Curvature-Dependant Global Convergence Rates for Optimization on Manifolds of Bounded Geometry

TL;DR

This paper establishes curvature-dependent convergence rates for optimization algorithms on manifolds of bounded geometry, providing tighter bounds on the Hessian norm and explicit calculations for common manifolds.

Contribution

It introduces improved bounds on the Hessian norm of the exponential map and derives curvature-dependent convergence rates for Riemannian gradient descent and trivialization algorithms.

Findings

Derived explicit curvature-dependent convergence rates.

Provided tighter bounds on the Hessian norm of the exponential map.

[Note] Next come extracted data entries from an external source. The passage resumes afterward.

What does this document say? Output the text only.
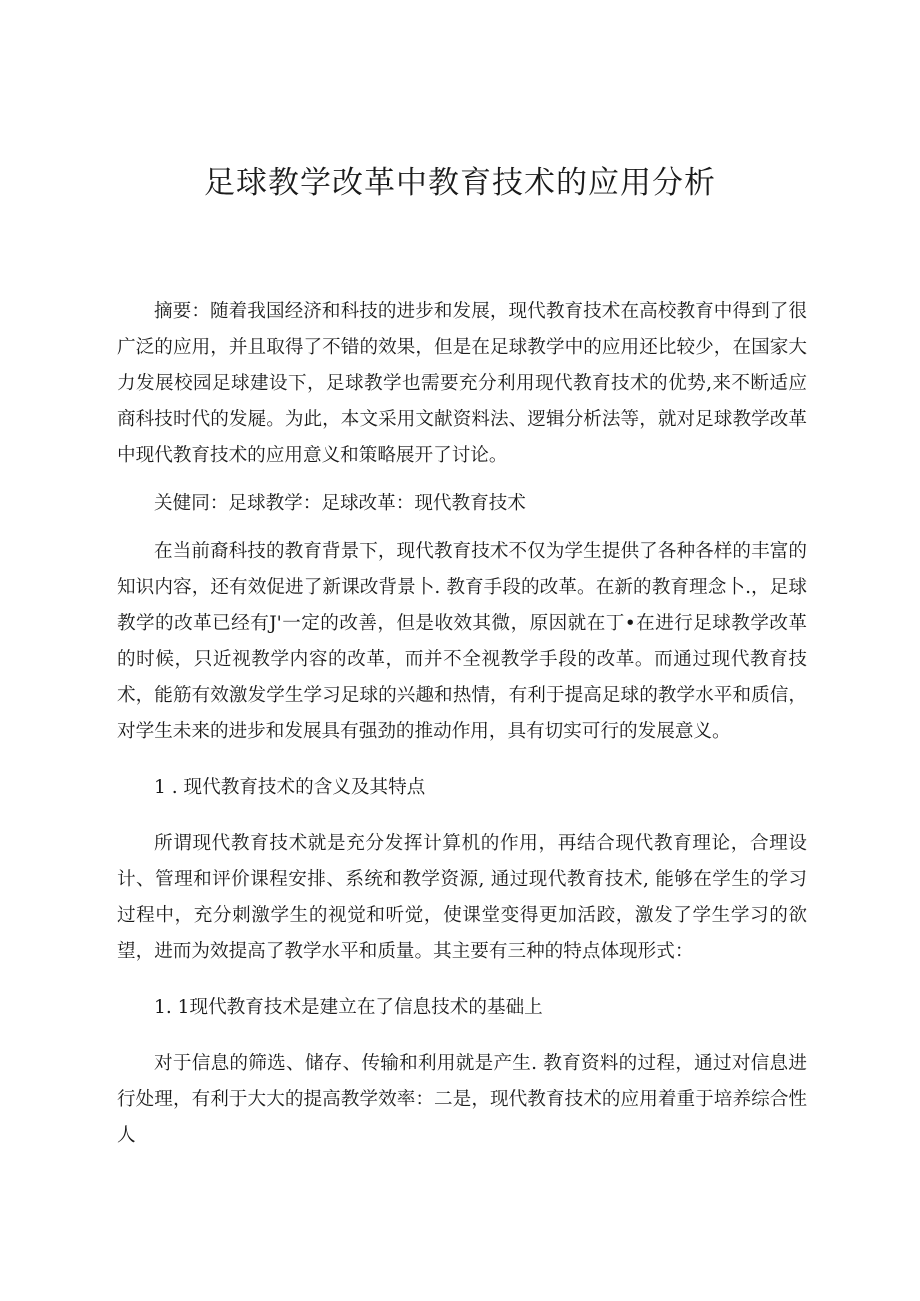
足球教学改革中教育技术的应用分析

摘要：随着我国经济和科技的进步和发展，现代教育技术在高校教育中得到了很广泛的应用，并且取得了不错的效果，但是在足球教学中的应用还比较少，在国家大力发展校园足球建设下，足球教学也需要充分利用现代教育技术的优势,来不断适应商科技时代的发屣。为此，本文采用文献资料法、逻辑分析法等，就对足球教学改革中现代教育技术的应用意义和策略展开了讨论。

关健同：足球教学：足球改革：现代教育技术

在当前裔科技的教育背景下，现代教育技术不仅为学生提供了各种各样的丰富的知识内容，还有效促进了新课改背景卜. 教育手段的改革。在新的教育理念卜.，足球教学的改革已经有J'一定的改善，但是收效其微，原因就在丁•在进行足球教学改革的时候，只近视教学内容的改革，而并不全视教学手段的改革。而通过现代教育技术，能筋有效激发学生学习足球的兴趣和热情，有利于提高足球的教学水平和质信，对学生未来的进步和发展具有强劲的推动作用，具有切实可行的发展意义。

1 . 现代教育技术的含义及其特点

所谓现代教育技术就是充分发挥计算机的作用，再结合现代教育理论，合理设计、管理和评价课程安排、系统和教学资源, 通过现代教育技术, 能够在学生的学习过程中，充分刺激学生的视觉和听觉，使课堂变得更加活跤，激发了学生学习的欲望，进而为效提高了教学水平和质量。其主要有三种的特点体现形式：

1. 1现代教育技术是建立在了信息技术的基础上

对于信息的筛选、储存、传输和利用就是产生. 教育资料的过程，通过对信息进行处理，有利于大大的提高教学效率：二是，现代教育技术的应用着重于培养综合性人
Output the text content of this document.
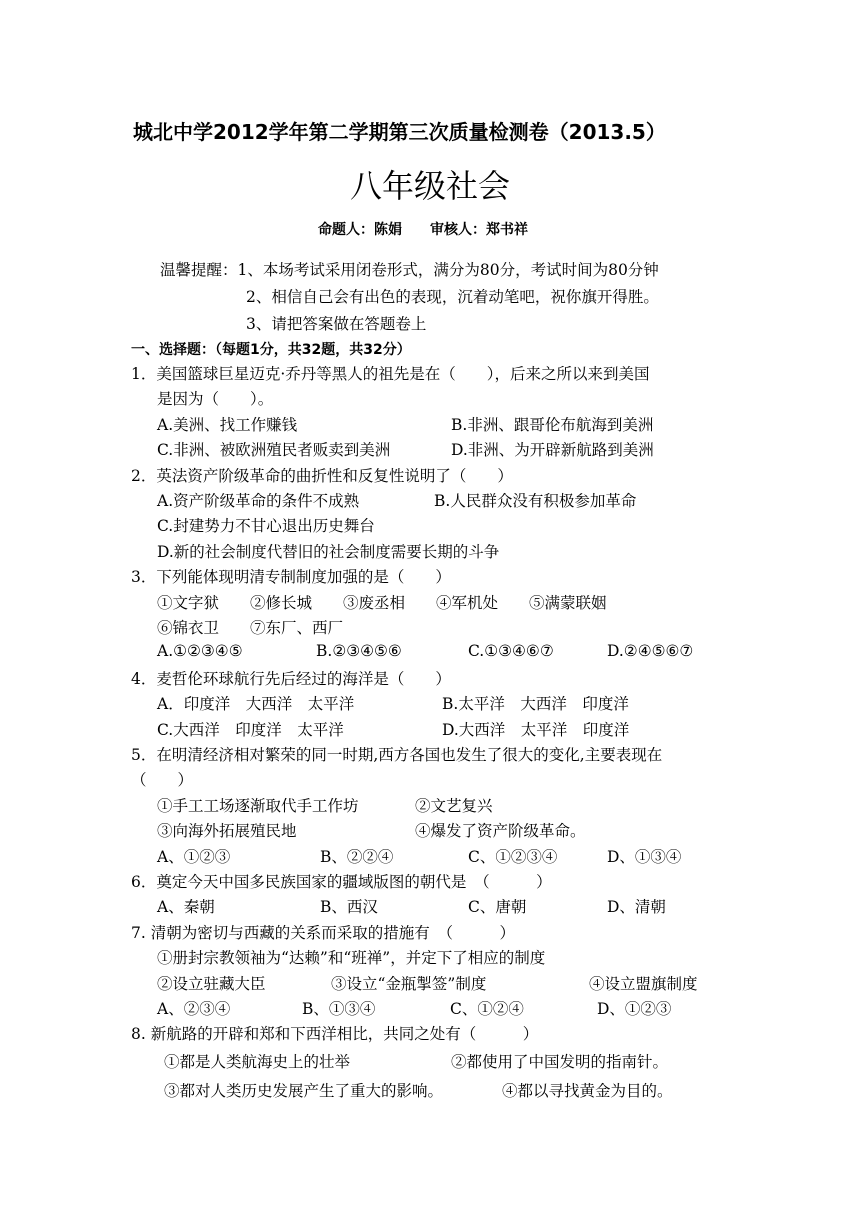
城北中学2012学年第二学期第三次质量检测卷（2013.5）
八年级社会
命题人：陈娟　　审核人：郑书祥
温馨提醒：1、本场考试采用闭卷形式，满分为80分，考试时间为80分钟
2、相信自己会有出色的表现，沉着动笔吧，祝你旗开得胜。
3、请把答案做在答题卷上
一、选择题：（每题1分，共32题，共32分）
1．美国篮球巨星迈克·乔丹等黑人的祖先是在（　　），后来之所以来到美国
是因为（　　）。
A.美洲、找工作赚钱	B.非洲、跟哥伦布航海到美洲
C.非洲、被欧洲殖民者贩卖到美洲	D.非洲、为开辟新航路到美洲
2．英法资产阶级革命的曲折性和反复性说明了（　　）
A.资产阶级革命的条件不成熟	B.人民群众没有积极参加革命
C.封建势力不甘心退出历史舞台
D.新的社会制度代替旧的社会制度需要长期的斗争
3．下列能体现明清专制制度加强的是（　　）
①文字狱　　②修长城　　③废丞相　　④军机处　　⑤满蒙联姻
⑥锦衣卫　　⑦东厂、西厂
A.①②③④⑤	B.②③④⑤⑥	C.①③④⑥⑦	D.②④⑤⑥⑦
4．麦哲伦环球航行先后经过的海洋是（　　）
A．印度洋　大西洋　太平洋	B.太平洋　大西洋　印度洋
C.大西洋　印度洋　太平洋	D.大西洋　太平洋　印度洋
5．在明清经济相对繁荣的同一时期,西方各国也发生了很大的变化,主要表现在
（　　）
①手工工场逐渐取代手工作坊	②文艺复兴
③向海外拓展殖民地	④爆发了资产阶级革命。
A、①②③	B、②②④	C、①②③④	D、①③④
6．奠定今天中国多民族国家的疆域版图的朝代是　（　　　）
A、秦朝	B、西汉	C、唐朝	D、清朝
7. 清朝为密切与西藏的关系而采取的措施有　（　　　）
①册封宗教领袖为“达赖”和“班禅”，并定下了相应的制度
②设立驻藏大臣	③设立“金瓶掣签”制度	④设立盟旗制度
A、②③④	B、①③④	C、①②④	D、①②③
8. 新航路的开辟和郑和下西洋相比，共同之处有（　　　）
①都是人类航海史上的壮举	②都使用了中国发明的指南针。
③都对人类历史发展产生了重大的影响。	④都以寻找黄金为目的。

Applied results to manifolds like the special orthogonal group and Grassmannian.

Abstract

We give curvature-dependant convergence rates for the optimization of weakly convex functions defined on a manifold of 1-bounded geometry via Riemannian gradient descent and via the dynamic trivialization algorithm. In order to do this, we give a tighter bound on the norm of the Hessian of the Riemannian exponential than the previously known. We compute these bounds explicitly for some manifolds commonly used in the optimization literature such as the special orthogonal group and the real Grassmannian. Along the way, we present self-contained proofs of fully general bounds on the norm of the differential of the exponential map and certain cosine inequalities on manifolds, which are commonly used in optimization on manifolds.